Sepsis – meist zu spät erkannt
„Die tödliche Krankheit, die selbst Ärzte zu spät erkennen“: Unter diesem Titel hat der Spiegel einen sehr interessanten und lesenswerten Artikel veröffentlicht.
Geschildert wird der Fall eines damals 44-jährigen Patienten, der eine Woche nach einem Routineeingriff einen septischen Schock erlitt. In der Folge erblindete der Patient und verlor seine Fingerkuppen sowie beide Unterschenkel. Vorausgegangen war eine zu spät erkannte und damit auch zu spät behandelte Sepsis. Seitdem ist der Mann erwerbsunfähig und in vielen Bereichen des täglichen Lebens auf fremde Hilfe angewiesen. Der Beitrag beschreibt auch sehr anschaulich die Schwierigkeiten bei der Durchsetzung der Schmerzensgeld- und Schadensersatzansprüche sowie die Probleme bei der Gewährung von Hilfsmitteln durch Behörden oder Krankenkassen.
Sepsis – ein ernstes Problem im deutschen Gesundheitssystem
Die hier geschilderten Probleme kennen wir aus unserem juristischen Alltag nur zu gut, denn wir bearbeiten viele ähnlich gelagerte Fälle. Wie die Autorin im Spiegel richtig feststellt, reden wir hier nicht über einen Einzelfall, sondern über ein sehr ernstes Problem im deutschen Gesundheitssystem.
Bei dem im Spiegel geschilderten Fall entwickelte sich die Sepsis, übrigens die dritthäufigste Todesursache in Deutschland, erst nach der Entlassung aus dem Krankenhaus und war daher für die behandelnden Ärzte daher möglicherweise nicht so einfach zu erkennen.

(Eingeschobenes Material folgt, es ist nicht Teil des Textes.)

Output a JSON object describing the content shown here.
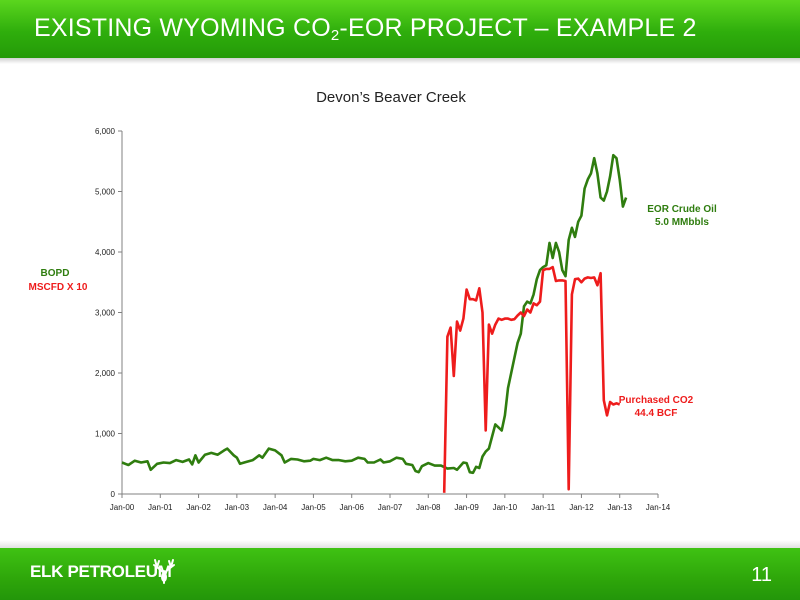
{
  "slide": {
    "title_pre": "EXISTING WYOMING CO",
    "title_sub": "2",
    "title_post": "-EOR PROJECT – EXAMPLE 2",
    "logo": "ELK PETROLEUM",
    "logo_icon": "elk-antler-icon",
    "page_number": "11"
  },
  "colors": {
    "header_green": "#2fae0c",
    "oil_series": "#2f7d0f",
    "co2_series": "#ee1c1c",
    "axis": "#808080"
  },
  "chart_data": {
    "type": "line",
    "title": "Devon’s Beaver Creek",
    "ylabel_line1": "BOPD",
    "ylabel_line2": "MSCFD X 10",
    "ylim": [
      0,
      6000
    ],
    "yticks": [
      "0",
      "1,000",
      "2,000",
      "3,000",
      "4,000",
      "5,000",
      "6,000"
    ],
    "ytick_values": [
      0,
      1000,
      2000,
      3000,
      4000,
      5000,
      6000
    ],
    "xlim": [
      "2000-01",
      "2014-01"
    ],
    "xticks": [
      "Jan-00",
      "Jan-01",
      "Jan-02",
      "Jan-03",
      "Jan-04",
      "Jan-05",
      "Jan-06",
      "Jan-07",
      "Jan-08",
      "Jan-09",
      "Jan-10",
      "Jan-11",
      "Jan-12",
      "Jan-13",
      "Jan-14"
    ],
    "grid": false,
    "series": [
      {
        "name": "EOR Crude Oil",
        "annotation": "5.0 MMbbls",
        "color": "#2f7d0f",
        "points": [
          [
            "2000-01",
            520
          ],
          [
            "2000-03",
            480
          ],
          [
            "2000-05",
            550
          ],
          [
            "2000-07",
            520
          ],
          [
            "2000-09",
            540
          ],
          [
            "2000-10",
            400
          ],
          [
            "2000-12",
            500
          ],
          [
            "2001-02",
            520
          ],
          [
            "2001-04",
            510
          ],
          [
            "2001-06",
            560
          ],
          [
            "2001-08",
            530
          ],
          [
            "2001-10",
            570
          ],
          [
            "2001-11",
            490
          ],
          [
            "2001-12",
            640
          ],
          [
            "2002-01",
            520
          ],
          [
            "2002-03",
            650
          ],
          [
            "2002-05",
            680
          ],
          [
            "2002-07",
            650
          ],
          [
            "2002-09",
            720
          ],
          [
            "2002-10",
            750
          ],
          [
            "2002-12",
            640
          ],
          [
            "2003-01",
            600
          ],
          [
            "2003-02",
            500
          ],
          [
            "2003-04",
            530
          ],
          [
            "2003-06",
            560
          ],
          [
            "2003-08",
            640
          ],
          [
            "2003-09",
            600
          ],
          [
            "2003-11",
            750
          ],
          [
            "2004-01",
            720
          ],
          [
            "2004-03",
            640
          ],
          [
            "2004-04",
            520
          ],
          [
            "2004-06",
            580
          ],
          [
            "2004-08",
            570
          ],
          [
            "2004-10",
            540
          ],
          [
            "2004-12",
            550
          ],
          [
            "2005-01",
            580
          ],
          [
            "2005-03",
            560
          ],
          [
            "2005-05",
            600
          ],
          [
            "2005-07",
            560
          ],
          [
            "2005-09",
            560
          ],
          [
            "2005-11",
            540
          ],
          [
            "2006-01",
            550
          ],
          [
            "2006-03",
            600
          ],
          [
            "2006-05",
            580
          ],
          [
            "2006-06",
            520
          ],
          [
            "2006-08",
            520
          ],
          [
            "2006-10",
            570
          ],
          [
            "2006-11",
            520
          ],
          [
            "2007-01",
            540
          ],
          [
            "2007-03",
            600
          ],
          [
            "2007-05",
            580
          ],
          [
            "2007-06",
            500
          ],
          [
            "2007-08",
            480
          ],
          [
            "2007-09",
            380
          ],
          [
            "2007-10",
            360
          ],
          [
            "2007-11",
            460
          ],
          [
            "2008-01",
            510
          ],
          [
            "2008-03",
            470
          ],
          [
            "2008-05",
            470
          ],
          [
            "2008-07",
            420
          ],
          [
            "2008-09",
            430
          ],
          [
            "2008-10",
            400
          ],
          [
            "2008-12",
            520
          ],
          [
            "2009-01",
            510
          ],
          [
            "2009-02",
            360
          ],
          [
            "2009-03",
            350
          ],
          [
            "2009-04",
            450
          ],
          [
            "2009-05",
            430
          ],
          [
            "2009-06",
            620
          ],
          [
            "2009-07",
            700
          ],
          [
            "2009-08",
            750
          ],
          [
            "2009-09",
            950
          ],
          [
            "2009-10",
            1150
          ],
          [
            "2009-11",
            1100
          ],
          [
            "2009-12",
            1050
          ],
          [
            "2010-01",
            1300
          ],
          [
            "2010-02",
            1750
          ],
          [
            "2010-03",
            2000
          ],
          [
            "2010-04",
            2250
          ],
          [
            "2010-05",
            2500
          ],
          [
            "2010-06",
            2650
          ],
          [
            "2010-07",
            3100
          ],
          [
            "2010-08",
            3180
          ],
          [
            "2010-09",
            3150
          ],
          [
            "2010-10",
            3300
          ],
          [
            "2010-11",
            3550
          ],
          [
            "2010-12",
            3700
          ],
          [
            "2011-01",
            3750
          ],
          [
            "2011-02",
            3780
          ],
          [
            "2011-03",
            4150
          ],
          [
            "2011-04",
            3900
          ],
          [
            "2011-05",
            4150
          ],
          [
            "2011-06",
            4000
          ],
          [
            "2011-07",
            3700
          ],
          [
            "2011-08",
            3600
          ],
          [
            "2011-09",
            4200
          ],
          [
            "2011-10",
            4400
          ],
          [
            "2011-11",
            4250
          ],
          [
            "2011-12",
            4500
          ],
          [
            "2012-01",
            4600
          ],
          [
            "2012-02",
            5050
          ],
          [
            "2012-03",
            5200
          ],
          [
            "2012-04",
            5300
          ],
          [
            "2012-05",
            5550
          ],
          [
            "2012-06",
            5300
          ],
          [
            "2012-07",
            4900
          ],
          [
            "2012-08",
            4850
          ],
          [
            "2012-09",
            5000
          ],
          [
            "2012-10",
            5250
          ],
          [
            "2012-11",
            5600
          ],
          [
            "2012-12",
            5550
          ],
          [
            "2013-01",
            5200
          ],
          [
            "2013-02",
            4750
          ],
          [
            "2013-03",
            4900
          ]
        ]
      },
      {
        "name": "Purchased CO2",
        "annotation": "44.4 BCF",
        "color": "#ee1c1c",
        "points": [
          [
            "2008-06",
            20
          ],
          [
            "2008-07",
            2600
          ],
          [
            "2008-08",
            2750
          ],
          [
            "2008-09",
            1950
          ],
          [
            "2008-10",
            2850
          ],
          [
            "2008-11",
            2700
          ],
          [
            "2008-12",
            2900
          ],
          [
            "2009-01",
            3380
          ],
          [
            "2009-02",
            3220
          ],
          [
            "2009-03",
            3220
          ],
          [
            "2009-04",
            3200
          ],
          [
            "2009-05",
            3400
          ],
          [
            "2009-06",
            3000
          ],
          [
            "2009-07",
            1050
          ],
          [
            "2009-08",
            2800
          ],
          [
            "2009-09",
            2650
          ],
          [
            "2009-10",
            2800
          ],
          [
            "2009-11",
            2900
          ],
          [
            "2009-12",
            2880
          ],
          [
            "2010-01",
            2900
          ],
          [
            "2010-02",
            2900
          ],
          [
            "2010-03",
            2880
          ],
          [
            "2010-04",
            2890
          ],
          [
            "2010-05",
            2950
          ],
          [
            "2010-06",
            3000
          ],
          [
            "2010-07",
            2940
          ],
          [
            "2010-08",
            3050
          ],
          [
            "2010-09",
            3000
          ],
          [
            "2010-10",
            3150
          ],
          [
            "2010-11",
            3120
          ],
          [
            "2010-12",
            3180
          ],
          [
            "2011-01",
            3700
          ],
          [
            "2011-02",
            3720
          ],
          [
            "2011-03",
            3720
          ],
          [
            "2011-04",
            3750
          ],
          [
            "2011-05",
            3520
          ],
          [
            "2011-06",
            3530
          ],
          [
            "2011-07",
            3530
          ],
          [
            "2011-08",
            3520
          ],
          [
            "2011-09",
            80
          ],
          [
            "2011-10",
            3300
          ],
          [
            "2011-11",
            3550
          ],
          [
            "2011-12",
            3560
          ],
          [
            "2012-01",
            3500
          ],
          [
            "2012-02",
            3560
          ],
          [
            "2012-03",
            3580
          ],
          [
            "2012-04",
            3570
          ],
          [
            "2012-05",
            3580
          ],
          [
            "2012-06",
            3450
          ],
          [
            "2012-07",
            3650
          ],
          [
            "2012-08",
            1550
          ],
          [
            "2012-09",
            1300
          ],
          [
            "2012-10",
            1520
          ],
          [
            "2012-11",
            1480
          ],
          [
            "2012-12",
            1500
          ],
          [
            "2013-01",
            1480
          ]
        ]
      }
    ]
  }
}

Anzeichen für eine Sepsis werden oft nicht oder zu spät erkannt
Wichtig ist es jedoch, auch auf die Fälle hinzuweisen, bei denen eine Sepsis noch während des stationären Aufenthaltes auftritt und dennoch zu spät erkannt wird. Die Anzeichen sind für die behandelnden Ärzte oft deutlich erkennbar, werden aber dennoch falsch interpretiert. Auffallend ist, dass die Fehler in der Behandlung sehr häufig in den Abendstunden sowie rund um Feiertage und Wochenenden beginnen. Immer wieder schildern unsere Mandanten, dass sie sich von den behandelnden Ärzten und dem Pflegepersonal nicht ernst genommen fühlten. Oft habe man ihre Klagen als Überempfindlichkeit abgetan. Sätze wie: „Dafür wecke ich jetzt keinen Arzt.“ oder „Sie sind nicht mein einziger Patient, stellen sie sich nicht so an.“ sind keine Seltenheit.
Einige Mandanten berichteten sogar, dass der ursprünglich behandelnde Arzt die richtigen Behandlungsschritte einleiten wollte, er dann aber vor den Augen der Mandanten von einem übergeordneten Arzt „zurückgepfiffen“ wurde. In jedem einzelnen Fall stellte sich die Entscheidung als falsch heraus, was zu katastrophalen gesundheitlichen Folgen für die Mandanten führte.
Wie können solche Diagnosefehler verhindert werden?
- Aufgabe der Krankenhäuser ist es, sicherzustellen, dass an sieben Tagen in der Woche rund um die Uhr die bestmögliche medizinische Betreuung gewährleistet ist.
- Patienten sollten beharrlich und entschieden auf Ihr Recht pochen und sich nicht abwimmeln lassen.
- Planbare stationären Aufenthalte sollten nicht rund um Feiertage oder vor einem Wochenende erfolgen.
Kommt es dennoch zu einer nicht erkannten und zu spät behandelten Sepsis, sollten Sie sich an Ihre Krankenkasse oder eine auf Arzthaftungsrecht spezialisierte Kanzlei wenden und den Fall überprüfen lassen.
Gewähren Behörden oder Ihre Krankenkasse die Ihnen zustehende Hilfsmittel, Pflegegrade oder Erwerbsunfähigkeitsrenten gar nicht oder nicht in dem von Ihnen gewünschten Umfang, sollten sich auf jeden Fall an einen Anwalt für Sozialrecht wenden.